Er is dus sprake van twee toezichthouders waarbij de ene toezichthouder (de onderwijsinspectie) voortbouwt op de bevindingen van de andere (de GGD).
Het wettelijk kader voor de kwaliteitsbeoordeling van VVE wordt gevormd door de OKE-wet4 en de daarmee samenhangende beleids- en andere documenten. Voor het VVE-toezicht door de onderwijsinspectie zijn met name drie groepen wettelijke artikelen van belang:
− Basiskwaliteitseisen aan kindercentra en peuterspeelzalen, en de eisen aan de voorschoolse educatie
De basiskwaliteitseisen waaraan kindercentra resp. peuterspeelzalen moeten voldoen staan in art. 1.50 resp. art. 2.6 van de Wet kinderopvang en kwaliteit peuterspeelzalen.
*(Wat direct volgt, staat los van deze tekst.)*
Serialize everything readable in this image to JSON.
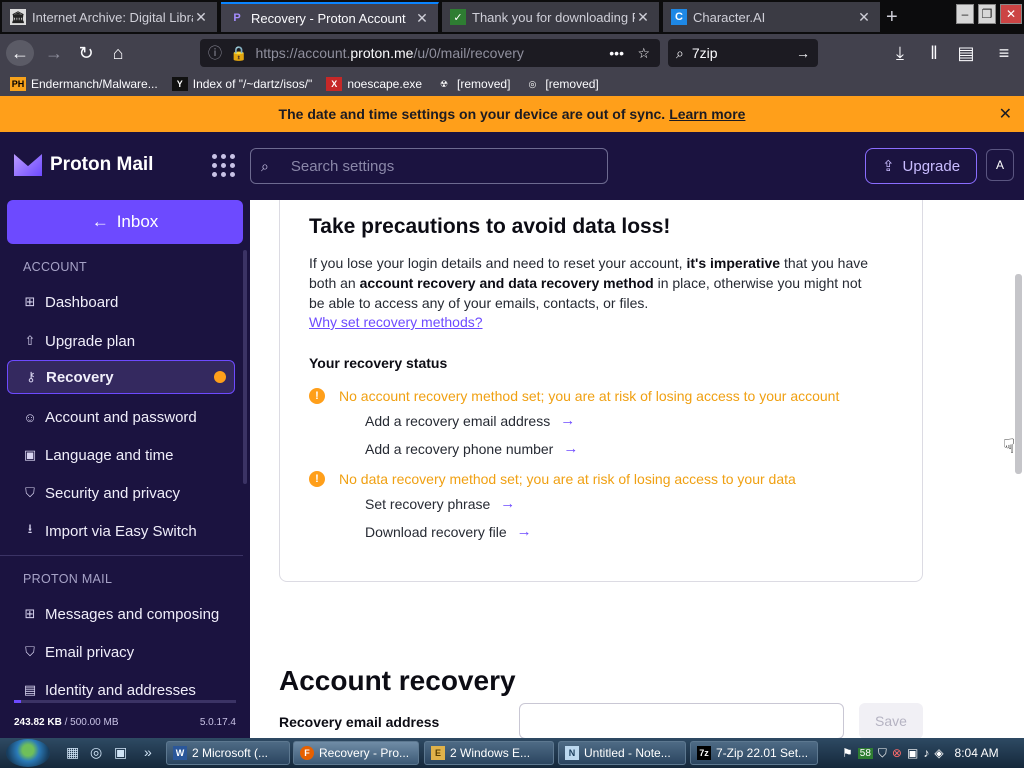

Verder stellen art. 1.50b resp. art. 2.8 nadere eisen als op een kindercentrum resp. peuterspeelzaal voorschoolse educatie (VVE) gegeven wordt. In het Besluit basisvoorwaarden kwaliteit voorschoolse educatie zijn deze nadere eisen geconcretiseerd.
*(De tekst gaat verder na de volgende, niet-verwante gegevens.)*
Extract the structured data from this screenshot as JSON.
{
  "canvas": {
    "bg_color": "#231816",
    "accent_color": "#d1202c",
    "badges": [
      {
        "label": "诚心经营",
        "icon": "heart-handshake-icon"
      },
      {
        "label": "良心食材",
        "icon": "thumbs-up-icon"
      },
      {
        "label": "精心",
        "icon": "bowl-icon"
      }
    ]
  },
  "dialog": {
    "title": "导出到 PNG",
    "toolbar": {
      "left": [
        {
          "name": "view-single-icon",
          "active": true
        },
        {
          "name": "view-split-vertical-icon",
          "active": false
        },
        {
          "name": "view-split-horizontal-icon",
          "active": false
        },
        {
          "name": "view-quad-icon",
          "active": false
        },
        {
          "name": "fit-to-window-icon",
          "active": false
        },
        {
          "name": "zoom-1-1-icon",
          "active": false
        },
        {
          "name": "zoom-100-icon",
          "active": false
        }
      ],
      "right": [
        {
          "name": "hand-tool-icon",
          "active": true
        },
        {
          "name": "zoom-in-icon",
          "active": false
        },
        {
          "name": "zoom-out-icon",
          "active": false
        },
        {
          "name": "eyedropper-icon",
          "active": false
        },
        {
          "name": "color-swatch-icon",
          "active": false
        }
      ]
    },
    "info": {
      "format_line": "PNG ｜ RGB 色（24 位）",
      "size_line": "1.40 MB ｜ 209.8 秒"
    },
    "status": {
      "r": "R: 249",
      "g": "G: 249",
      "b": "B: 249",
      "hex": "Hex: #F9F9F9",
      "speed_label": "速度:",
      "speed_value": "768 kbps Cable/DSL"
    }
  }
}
Zowel de basiskwaliteitseisen als de eisen aan de voorschoolse educatie worden door de GGD gewaardeerd.
− VVE-afspraken op gemeentelijk niveau
In art. 167 van de Wet op het primair onderwijs (de WPO) staat over welke VVE-onderwerpen een gemeente afspraken moet maken met houders (van VVE-peuterspeelzalen en -kindercentra) en schoolbesturen over de voor- resp. vroegschoolse educatie. Verder staat in art. 166 van de WPO dat de gemeente ervoor moet zorgen dat er voldoende VVE-kindplaatsen zijn. De gemeente krijgt hier geld voor van het Rijk.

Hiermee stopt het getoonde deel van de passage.